La discrétion est l'arme des forts. Alain le Roch vient encore une fois de le prouver. L'invisible patron rennais vient tout simplement de créer la surprise en cédant au groupe lyonnais bioMérieux la pépite qu'il a progressivement construite au fil des ans: AES Laboratoire, à Bruz, Combourg et Saint-Brieuc. Une société spécialisée dans le contrôle microbiologique qu'il détenait encore (30%) aux côtés de partenaires financiers, suite à un LBO en 2003.
Quatre prétendants
«On avait entamé un processus de cession en fin d'année dernière, explique Alain Le Roch. Nous étions en contact avec plusieurs entreprises, de taille très importante.» Et pour cause, le lauréat bioMérieux était le plus petit prétendant avec 1,5 Mds d'euros de CA. Tandis que le plus gros affichait 14milliards... «Nous avons été courtisés par quatre sociétés. Trois Américaines et une Française.» Et c'est finalement celle-ci qui a remporté la mise pour la bagatelle de 183M€. Le prix à payer au regard des investissements déjà opérés si l'on en croit Alain Le Roch. «On a développé une technologie qui nous a coûté plusieurs dizaines de millions d'euros de développement», explique celui-ci.
Aucun licenciement
Reste que si bioMérieux a aligné les zéros, c'est aussi parce que la PME de 400 salariés et 76M€ de CA affiche un Ebitda supérieur à 20%! En patron soucieux de la pérennité de son entreprise, Alain Le Roch n'a toutefois pas choisi le mieux disant. «Nous avons eu de très belles offres financières, plus importantes que chez bioMérieux.» Pourquoi alors choisir celui-ci? «C'est l'entreprise qui offrait la meilleure garantie sociale, avec la conservation des sites. L'une des conditions était aussi qu'il n'y ait aucun licenciement. Même s'il peut y avoir quelques doublons», souligne le Pdg d'AES. Et d'affirmer avoir un courrier du président de bioMérieux allant dans ce sens. Quant à l'explication de cette vente, «on ne peut pas consacrer 8% de son chiffre d'affaires à la R& D, dégager de la rentabilité tout en faisant de la croissance à l'international», justifie Alain Le Roch. Car le marché d'AES est aujourd'hui mondial. «Et à un moment donné, quand vous avez une technologie unique, il faut la développer le plus rapidement possible. BioMérieux a cette capacité à mettre notre technologie sur le marché mondial.C'est ce coup de fouet que nous attendions.»

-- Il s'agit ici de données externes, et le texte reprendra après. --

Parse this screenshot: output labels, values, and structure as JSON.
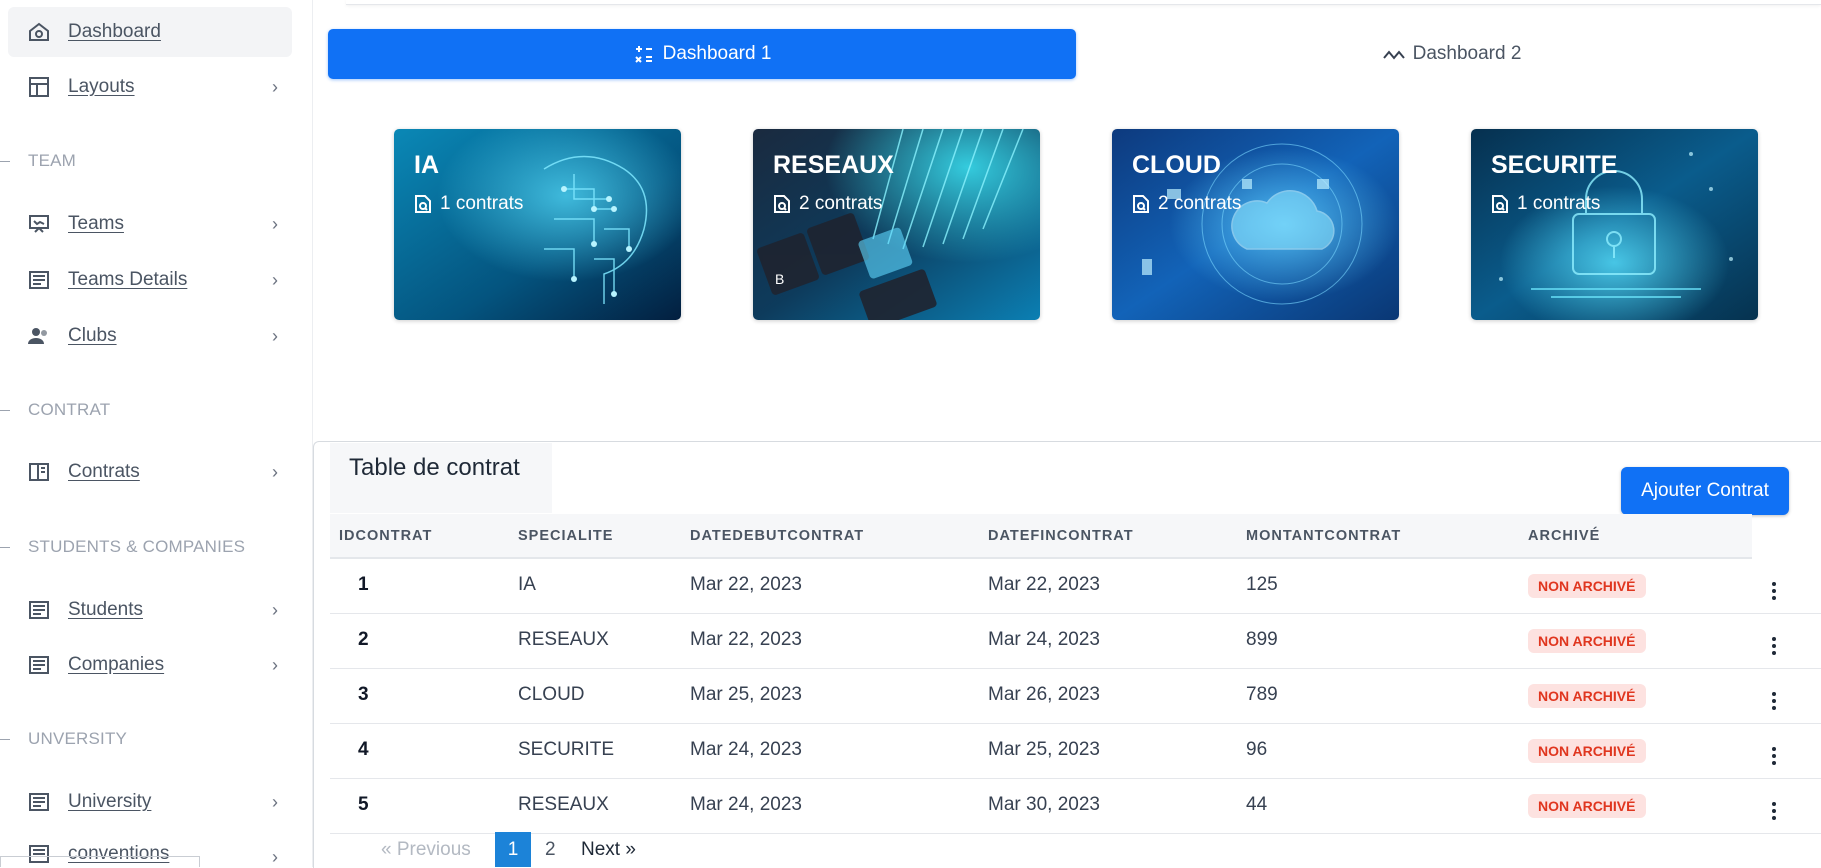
{
  "sidebar": {
    "items": [
      {
        "label": "Dashboard",
        "icon": "home-icon"
      },
      {
        "label": "Layouts",
        "icon": "layout-icon"
      },
      {
        "label": "Teams",
        "icon": "presentation-icon"
      },
      {
        "label": "Teams Details",
        "icon": "document-icon"
      },
      {
        "label": "Clubs",
        "icon": "users-icon"
      },
      {
        "label": "Contrats",
        "icon": "book-icon"
      },
      {
        "label": "Students",
        "icon": "document-icon"
      },
      {
        "label": "Companies",
        "icon": "document-icon"
      },
      {
        "label": "University",
        "icon": "document-icon"
      },
      {
        "label": "conventions",
        "icon": "document-icon"
      }
    ],
    "sections": [
      "TEAM",
      "CONTRAT",
      "STUDENTS & COMPANIES",
      "UNVERSITY"
    ]
  },
  "tabs": [
    {
      "label": "Dashboard 1",
      "icon": "calculator-icon",
      "active": true
    },
    {
      "label": "Dashboard 2",
      "icon": "activity-icon",
      "active": false
    }
  ],
  "cards": [
    {
      "title": "IA",
      "subtitle": "1 contrats"
    },
    {
      "title": "RESEAUX",
      "subtitle": "2 contrats"
    },
    {
      "title": "CLOUD",
      "subtitle": "2 contrats"
    },
    {
      "title": "SECURITE",
      "subtitle": "1 contrats"
    }
  ],
  "table": {
    "title": "Table de contrat",
    "add_button": "Ajouter Contrat",
    "columns": [
      "IDCONTRAT",
      "SPECIALITE",
      "DATEDEBUTCONTRAT",
      "DATEFINCONTRAT",
      "MONTANTCONTRAT",
      "ARCHIVÉ"
    ],
    "rows": [
      {
        "id": "1",
        "specialite": "IA",
        "debut": "Mar 22, 2023",
        "fin": "Mar 22, 2023",
        "montant": "125",
        "archive": "NON ARCHIVÉ"
      },
      {
        "id": "2",
        "specialite": "RESEAUX",
        "debut": "Mar 22, 2023",
        "fin": "Mar 24, 2023",
        "montant": "899",
        "archive": "NON ARCHIVÉ"
      },
      {
        "id": "3",
        "specialite": "CLOUD",
        "debut": "Mar 25, 2023",
        "fin": "Mar 26, 2023",
        "montant": "789",
        "archive": "NON ARCHIVÉ"
      },
      {
        "id": "4",
        "specialite": "SECURITE",
        "debut": "Mar 24, 2023",
        "fin": "Mar 25, 2023",
        "montant": "96",
        "archive": "NON ARCHIVÉ"
      },
      {
        "id": "5",
        "specialite": "RESEAUX",
        "debut": "Mar 24, 2023",
        "fin": "Mar 30, 2023",
        "montant": "44",
        "archive": "NON ARCHIVÉ"
      }
    ]
  },
  "pagination": {
    "prev": "«  Previous",
    "pages": [
      "1",
      "2"
    ],
    "current": "1",
    "next": "Next  »"
  },
  "colors": {
    "primary": "#1071f5",
    "badge_bg": "#fde2e0",
    "badge_text": "#e0361f"
  }
}
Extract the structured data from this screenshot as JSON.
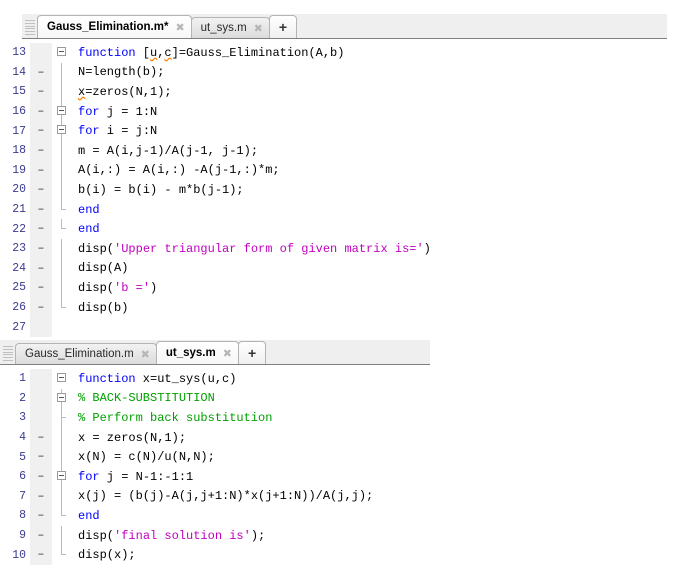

Nouvelle branche tournée vers l'industrie
En reprenant AES Laboratoire, le groupe lyonnais constitue en réalité une nouvelle branche d'activité tournée vers le secteur industriel alors qu'il est historiquement ancré dans le domaine de la santé. Il est en effet le numéro un mondial des analyses microbiologiques cliniques. Fort de l'acquisition d'AES, bioMérieux va ainsi développer les analyses pour des clients de l'agroalimentaire, la cosmétique ou encore la pharmacie. Avec l'objectif d'aller plus loin qu'aujourd'hui. «On ne va plus vendre seulement des produits, mais un concept industriel, explique Alain Le Roch. Avec des appareils de traitement d'échantillons, des "analyseuses", du conseil et des services.» Avec 1.000 personnes pour un chiffre d'affaires de 300M€, la nouvelle branche de bioMérieux se trouve désormais à la place de numéro un mondial du secteur. Pour ce qui est de la gouvernance de l'entreprise, à 65 ans, Alain Le Roch ne compte pas quitter le navire dans l'immédiat. «Le président de bioMérieux a souhaité m'intégrer dans la gouvernance du projet. Ce sera donc un pilotage bicéphale», indique le dirigeant, qui s'est engagé à rester pendant deux ans.
Cession d'Agrobio il y a quelques semaines
La vente d'AES intervient après celle d'Agrobio (200 salariés, 10M€ de CA), également propriété d'Alain Le Roch, et finalisée il y a quelques semaines. Le groupe de laboratoires à Rennes (Nutrinov), Alençon, Pau et Bar-le-Duc, a en effet été cédé à IFBM Qualitech (54), nous confie par ailleurs le Pdg. Après Agrobio, c'est donc désormais au tour d'AES de vivre ce tournant. «Un choix difficile», concède Alain Le Roch. Le Rennais confie toutefois avoir «un engagement personnel de M.Mérieux pour qu'AES continue de se développer en Bretagne». De quoi rassurer un vendeur viscéralement attaché à sa région.
Alain Le Roch organise la cession de son entreprise depuis plusieurs mois. Un processus qui s'achèvera officiellement à l'été avec la vente d'AES Laboratoire au groupe lyonnais bioMérieux.